Why Teach?
Saturday, January 28, 2012 at 04:40PM I was asked some months ago, to look at what the research has to say about excellence in subject specialist teaching. Immediately I discovered there was precious little that fell into this category. You could probably give Guy Fawkes a decent sending off on the combined mound of research on school leadership and improvement. But high quality research into what it actually means to be an outstanding chemistry teacher, historian or linguist is harder to find than a rational thought on the Local Schools Network’s website.
Yet my experience working in outstanding schools taught me very quickly that it is precisely that subject focus and passion, which lies at the heart of so much that pupils would describe as excellent teaching.
Somehow, we seem to have lost sight of this core value and in its place we are fed an image of the excellent teacher as a model of kindness, generosity and mumsy self-sacrifice. One look at the videos used to promote the Teaching Awards is enough to demonstrate the truth of this.
You don’t have to look very hard to see where this skewed thinking has come from.

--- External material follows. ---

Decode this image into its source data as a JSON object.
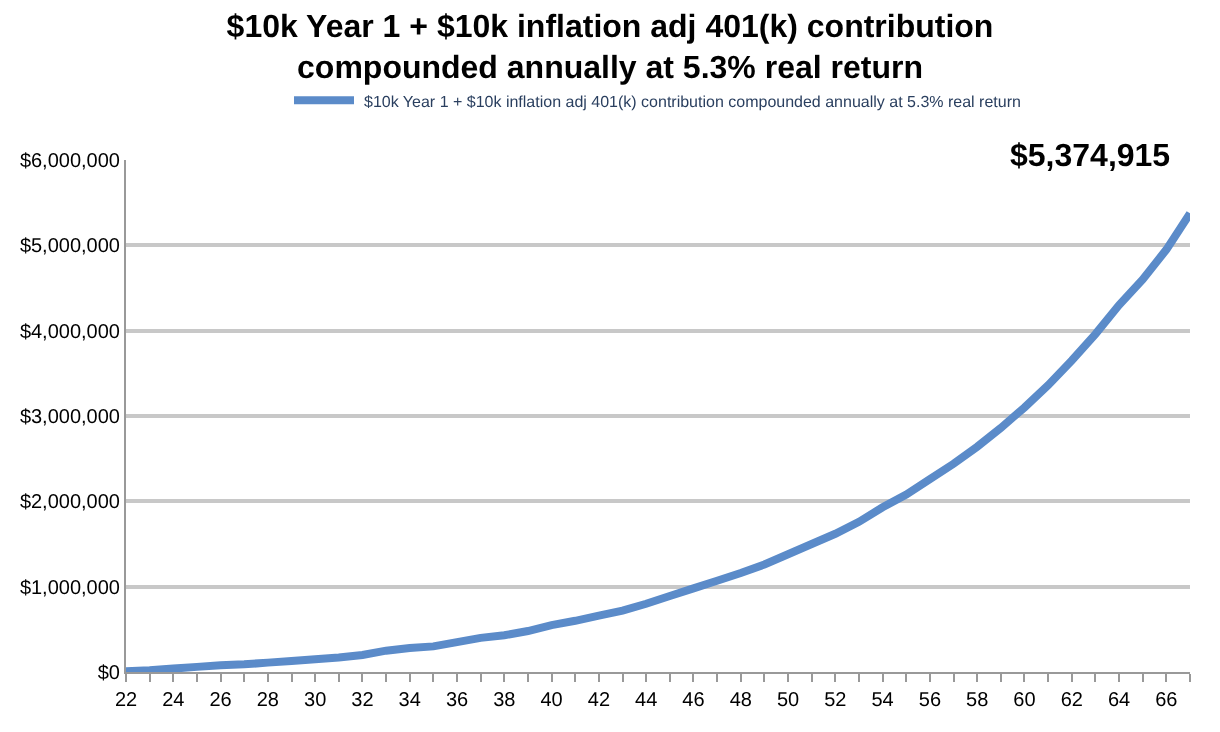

In an article in last week’s TES, defending that sad symbol of sixties naivety, Summerhill School, Tim Brighouse displayed not the least embarrassment in declaring, I chose to teach to make the world a fairer and better place. There was no question of where people like me would teach and send our children – the state maintained sector. The choice was a kind of litmus test of the integrity of out idealism.
Politics aside, my advice to anyone considering becoming a teacher in order to make the world a better and fairer place…grow up.